Standard enthalpy change of a reaction is determined by subtracting the standard enthalpy change for the formation of reactants from the standard enthalpy change for the formation of products. If the standard enthalpy change for the reaction is known we can determine the standard enthalpy for reactant or product.

Formula used: $\Delta {\text{H}} = \,\sum {{\Delta _{\text{f}}}{\text{H}}\,({\text{products)}}} \, - \,\sum {{\Delta _{\text{f}}}{\text{H}}\,({\text{reactants)}}}$

Complete step-by-step answer:
The formula to determine the standard enthalpy change for a reaction as follows:

$\Delta {\text{H}} = \,\sum {{\Delta _{\text{f}}}{\text{H}}\,({\text{products)}}} \, - \,\sum {{\Delta _{\text{f}}}{\text{H}}\,({\text{reactants)}}}$

Where,
$\sum {{\Delta _{\text{f}}}{\text{H}}\,({\text{products)}}} \,$is the summation of enthalpy of products

$\sum {{\Delta _{\text{f}}}{\text{H}}\,({\text{reactants)}}}$is the summation of enthalpy of products

We will use the given standard enthalpy change for reaction to determine the standard enthalpy of the product as follows:

The standard enthalpy of formation of an element in its natural state is zero.
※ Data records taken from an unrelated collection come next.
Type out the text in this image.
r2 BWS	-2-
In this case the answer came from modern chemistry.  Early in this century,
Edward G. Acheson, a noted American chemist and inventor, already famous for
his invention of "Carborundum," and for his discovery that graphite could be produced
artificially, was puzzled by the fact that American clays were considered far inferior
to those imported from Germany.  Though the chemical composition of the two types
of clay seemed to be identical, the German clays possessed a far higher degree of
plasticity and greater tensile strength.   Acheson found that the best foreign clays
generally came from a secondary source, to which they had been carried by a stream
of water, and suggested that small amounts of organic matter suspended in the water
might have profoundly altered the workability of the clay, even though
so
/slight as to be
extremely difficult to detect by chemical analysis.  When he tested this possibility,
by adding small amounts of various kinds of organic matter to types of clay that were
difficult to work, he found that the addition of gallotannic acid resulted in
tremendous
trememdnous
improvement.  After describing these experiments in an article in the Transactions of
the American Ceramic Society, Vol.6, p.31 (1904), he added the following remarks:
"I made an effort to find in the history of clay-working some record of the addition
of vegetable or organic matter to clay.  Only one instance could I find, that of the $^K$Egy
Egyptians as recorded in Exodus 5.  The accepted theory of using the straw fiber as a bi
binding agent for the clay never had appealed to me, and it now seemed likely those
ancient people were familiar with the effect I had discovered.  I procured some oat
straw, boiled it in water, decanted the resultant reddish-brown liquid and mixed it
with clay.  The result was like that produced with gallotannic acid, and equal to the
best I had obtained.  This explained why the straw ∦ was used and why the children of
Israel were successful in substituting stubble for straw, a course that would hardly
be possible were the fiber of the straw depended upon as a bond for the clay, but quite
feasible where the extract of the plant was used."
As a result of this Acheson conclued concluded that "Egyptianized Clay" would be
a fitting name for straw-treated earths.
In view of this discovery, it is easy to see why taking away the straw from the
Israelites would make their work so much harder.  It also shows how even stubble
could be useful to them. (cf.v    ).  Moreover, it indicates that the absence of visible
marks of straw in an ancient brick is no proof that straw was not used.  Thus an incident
For the given reaction$\Delta {\text{H}}$formula can be written as follows:

$\Delta {\text{H}} = \,\left[ {2\, \times {\Delta _{\text{f}}}{\text{H}}\,({\text{H)}}} \right] - \left[ {1\,\, \times {\Delta _{\text{f}}}{\text{H}}\,({{\text{H}}_{\text{2}}}{\text{)}}} \right]$

On substituting $436.4$for $\Delta {\text{H}}$and 0 for${\Delta _{\text{f}}}{\text{H}}$of ${{\text{H}}_{\text{2}}}$.

$\Rightarrow 436.4 = \,\left[ {2\, \times {\Delta _{\text{f}}}{\text{H}}\,({\text{H)}}} \right] - \left[ {1\,\, \times {\Delta _{\text{f}}}{\text{H}}\,({\text{0)}}} \right]$

$\Rightarrow 436.4 = \,2\, \times {\Delta _{\text{f}}}{\text{H}}\,({\text{H}})$
$\Rightarrow {\Delta _{\text{f}}}{\text{H}}\,({\text{H}}) = \,\dfrac{{436.4}}{2}$
$\Rightarrow {\Delta _{\text{f}}}{\text{H}}\,({\text{H}}) = \,218.2$
So, the ${{{\Delta }}_{\text{f}}}{{\text{H}}^0}$of atomic hydrogen (H) is$218.2$ KJ/mole.

Therefore, option (B) $218.2$ KJ/mole is correct.

Note: To determine the change in enthalpy of reaction a balanced chemical equation is necessary. Standard enthalpy of formation is measured in kJ/mol. Oxygen is found in a gaseous state, carbon is in a solid-state. So, there is no change in enthalpy during the formation of solid carbon or gaseous oxygen. Standard enthalpy of formation is also different in different phases. The natural form of carbon is graphite so, its standard enthalpy of formation is zero but the standard enthalpy of formation of diamond is not zero.